4. Conclusions and Outlook

This pilot study has shown that nepheline enantiomorphs in unaltered volcanic rocks can be often identified by the shape of etch figures on section planes subparallel to the crystallographic c-axis. With regard to chiral proportions of nephelines originating from low-viscosity alkaline melts, the following conclusions can be drawn:

• Not all the nepheline crystals exhibit chiral etch figures on such section planes. Up to more than 50% of the crystals with suitable orientation in a thin section do not develop chiral etch figures when they are treated with diluted hydrofluoric acid (1% HF aqu. at 20 °C).
• Twinning occurs in magmatic nepheline but is not ubiquitous. In the investigated samples, most nepheline with chiral etch figures is not twinned.
• The investigated samples do not exhibit a strong chiral excess of nepheline.

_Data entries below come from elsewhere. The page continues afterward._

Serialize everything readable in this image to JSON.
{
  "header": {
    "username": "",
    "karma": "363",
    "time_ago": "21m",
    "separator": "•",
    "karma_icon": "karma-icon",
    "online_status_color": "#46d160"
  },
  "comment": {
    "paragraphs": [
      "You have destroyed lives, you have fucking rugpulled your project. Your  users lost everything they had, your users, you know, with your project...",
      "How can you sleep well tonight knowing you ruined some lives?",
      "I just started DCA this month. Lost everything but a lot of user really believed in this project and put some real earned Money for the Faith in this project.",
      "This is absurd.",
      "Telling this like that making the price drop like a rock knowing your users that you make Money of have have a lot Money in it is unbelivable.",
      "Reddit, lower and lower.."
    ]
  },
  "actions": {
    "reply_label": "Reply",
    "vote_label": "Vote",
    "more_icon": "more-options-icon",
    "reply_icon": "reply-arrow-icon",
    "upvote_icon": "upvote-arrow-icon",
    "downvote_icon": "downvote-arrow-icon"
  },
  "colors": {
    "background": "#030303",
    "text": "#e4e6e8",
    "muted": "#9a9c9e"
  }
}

Counting statistics of three of four evaluated samples are well compatible with chiral parity; only one sample shows a slight chiral excess (41.67% L-type vs. 58.33% D-type) but at a rather low level of significance (p-value = 0.20) because of the paucity of countable crystals (15 vs. 21, respectively).

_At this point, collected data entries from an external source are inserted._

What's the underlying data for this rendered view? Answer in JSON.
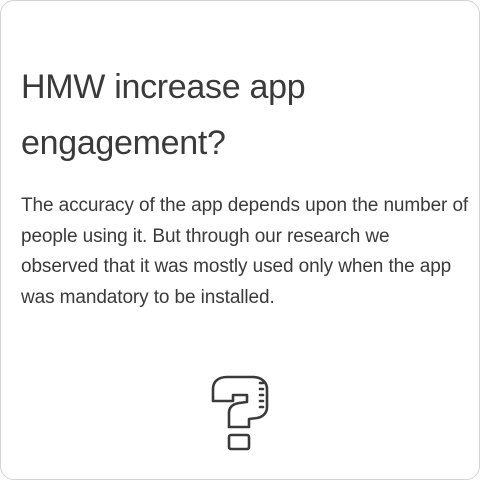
{
  "card": {
    "title": "HMW increase app engagement?",
    "body": "The accuracy of the app depends upon the number of people using it. But through our research we observed that it was mostly used only when the app was mandatory to be installed.",
    "icon": "question-mark-icon"
  },
  "colors": {
    "text": "#3a3a3a",
    "border": "#d4d4d4",
    "background": "#ffffff"
  }
}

When examples of significant chiral excess of nepheline are found in future research, two important issues need to be addressed:

• Enantiomer separation by liquid chromatographic interaction between infiltrating molecular solutions and nepheline with chiral excess has not yet been tested in the laboratory.
• Nepheline bearing rocks are not (yet) known from early Archean terrains. The eldest well-documented nepheline occurrences are about 1 Ga younger than the earliest evidence of life. At the present state of knowledge, this time gap is an obstacle for the validity of the outlined liquid chromatographic hypothesis with nepheline as a stationary phase.